The trail at Coldwater Lake is wheelchair accessible, a trail feature I often notice. I think possibly I’m making a list in my mind of trails I will still be able to visit when my future self needs a wheelchair. Hiking a nature trail is one of my greatest joys in life, and I’m reassured that if my legs ever stop working, I’ll still be able to hit some trails.

The sun was very low and that made all my photos warm with light despite the quickening chill in the waning day.

Massive logs from the volcanic blowdown in 1980 remain for us to ponder.
The paved trail turns into wide boardwalks suitable for wheelchairs.
A family plays at the waterside in the reflection of Mt. St. Helens.
The boardwalk spans over the lake.
Some kayakers were returning to shore after a foray into the lake.

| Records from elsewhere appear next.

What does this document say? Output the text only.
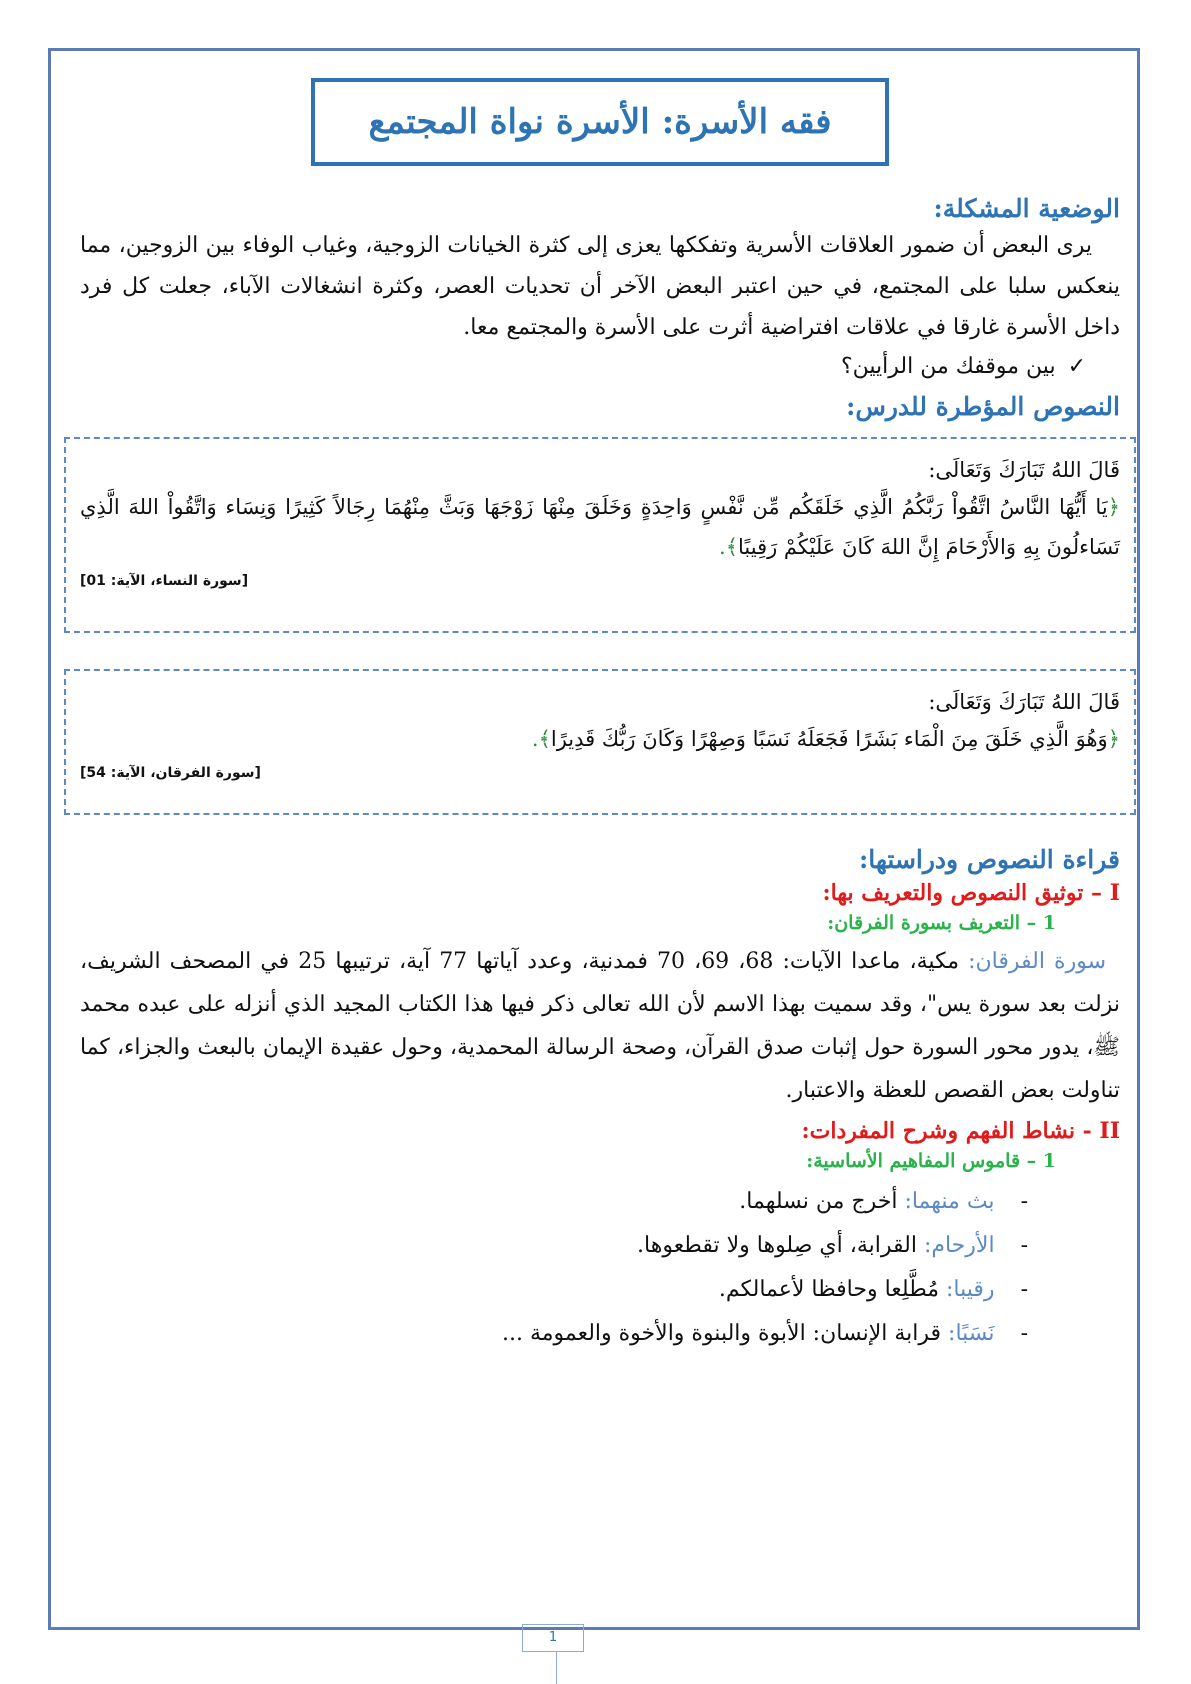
فقه الأسرة: الأسرة نواة المجتمع
الوضعية المشكلة:

يرى البعض أن ضمور العلاقات الأسرية وتفككها يعزى إلى كثرة الخيانات الزوجية، وغياب الوفاء بين الزوجين، مما ينعكس سلبا على المجتمع، في حين اعتبر البعض الآخر أن تحديات العصر، وكثرة انشغالات الآباء، جعلت كل فرد داخل الأسرة غارقا في علاقات افتراضية أثرت على الأسرة والمجتمع معا.

✓
بين موقفك من الرأيين؟
النصوص المؤطرة للدرس:
قَالَ اللهُ تَبَارَكَ وَتَعَالَى:
﴿يَا أَيُّهَا النَّاسُ اتَّقُواْ رَبَّكُمُ الَّذِي خَلَقَكُم مِّن نَّفْسٍ وَاحِدَةٍ وَخَلَقَ مِنْهَا زَوْجَهَا وَبَثَّ مِنْهُمَا رِجَالاً كَثِيرًا وَنِسَاء وَاتَّقُواْ اللهَ الَّذِي تَسَاءلُونَ بِهِ وَالأَرْحَامَ إِنَّ اللهَ كَانَ عَلَيْكُمْ رَقِيبًا﴾.
[سورة النساء، الآية: 01]
قَالَ اللهُ تَبَارَكَ وَتَعَالَى:
﴿وَهُوَ الَّذِي خَلَقَ مِنَ الْمَاء بَشَرًا فَجَعَلَهُ نَسَبًا وَصِهْرًا وَكَانَ رَبُّكَ قَدِيرًا﴾.
[سورة الفرقان، الآية: 54]
قراءة النصوص ودراستها:
I – توثيق النصوص والتعريف بها:
1 – التعريف بسورة الفرقان:

سورة الفرقان: مكية، ماعدا الآيات: 68، 69، 70 فمدنية، وعدد آياتها 77 آية، ترتيبها 25 في المصحف الشريف، نزلت بعد سورة يس"، وقد سميت بهذا الاسم لأن الله تعالى ذكر فيها هذا الكتاب المجيد الذي أنزله على عبده محمد ﷺ، يدور محور السورة حول إثبات صدق القرآن، وصحة الرسالة المحمدية، وحول عقيدة الإيمان بالبعث والجزاء، كما تناولت بعض القصص للعظة والاعتبار.

II - نشاط الفهم وشرح المفردات:
1 – قاموس المفاهيم الأساسية:
-
بث منهما: أخرج من نسلهما.
-
الأرحام: القرابة، أي صِلوها ولا تقطعوها.
-
رقيبا: مُطَّلِعا وحافظا لأعمالكم.
-
نَسَبًا: قرابة الإنسان: الأبوة والبنوة والأخوة والعمومة ...
1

On my way home I stopped at the Castle Lake Overlook and spotted not only the snowy tip top of Mt. Adams, but also Mt. Rainier! The moon became visible, and an excited little boy yelled “Daddy! The sun is rising and the moon is rising AT THE SAME TIME!” He may not have had the semantics right, but his Daddy understood exactly what he was saying.

Moon over the tip of Mt. Adams (can you see it above the lake?) and Mt. St. Helens.
The view from the overlook. Again, the tip of Mt. Adams peeks into view.
Golden sunlight strikes the remaining leaves, as well as the snowy mountain.
On my way home along Washington Highway 504, I spotted a good view of Mt. Adams and pulled over to get this better shot for you.

 

18 thoughts on “Hummocks Trail

    1. Yes, they do! I’m so glad you agree with me. I read the information sign that explained how people had mapped each hummock back to where it had originally been on the mountain, and my very first thought was “WHY?” ha ha ha. They probably had some grad student write a grant proposal that sounded good, and the National Science Foundation funded them or something. It’s very sexy: VOLCANO!

    1. ha ha ha! Excellent! I was thinking of you again, when I went on another short November hike yesterday when friends were visiting me. We couldn’t choose the weather, so off we went. It was cold and cloudy, and once we began hiking, the rain began. And it came down steady the whole time we were out. I got soaked. And did not have a hat. And I kept a smile on my face!

  1. I flew over Mt. St. Helens shortly after it blew up, Crystal. I was on my way to lead a backpack trek in Alaska. The devastation was incredible. A few years ago Peggy and I visited the mountain. I was amazed by the recovery. It speaks to the power of nature. My thanks for your tour. Also, I’ll add my than’s to Bones for your great post on him. 🙂 –Curt

    1. I think you mentioned that once to me, Curt, about having flown over Mt. St. Helens. It must have been astonishing to see and I’m glad you had that opportunity. I traveled to Idaho that summer, and remember seeing people in the Idaho panhandle shoveling ash off bridges and roofs a month later. It was easily 18 inches deep in places. Those memories are why it’s so astonishing for me to see what it looks like today.

      1. I may have mentioned also, Crystal, that I had worked with the Washington Lung Association in planning a bicycle trip at the time that featured bicycling into the area the week of the explosion. Needless to say, the trip was cancelled. 🙂 I, too, remember all of the ash. Absolutely incredible. –Curt

  2. That’s quite the trek you took on a whim. It worked out for you so well. I’ve often thought about going to see it but now I don’t have to put myself through all that riding and walking. I’ll sit under the covers with my laptop and look at the pretty pictures. Thanks Crystal, for taking us along.

  3. Lovely! I’m happy to hear it’s a healthy country. I remember seeing terrible photos of the aftermath of the blast in the uncle’s book. I think my dread of volcanoes started then. I could never understand how the people of Naples can live right under a living volcano.

    1. I have heard your sentiment before, particularly when I lived in Alaska and California where earthquakes were common – how can anyone live in a place like that? Along the west coast of the US are a whole string of volcanoes said to be “active” in that, they could blow any time. I guess when you live with it, it becomes less scary. I think of the people in Hawaii, where the volcanoes are shooting out fire and magma all the time.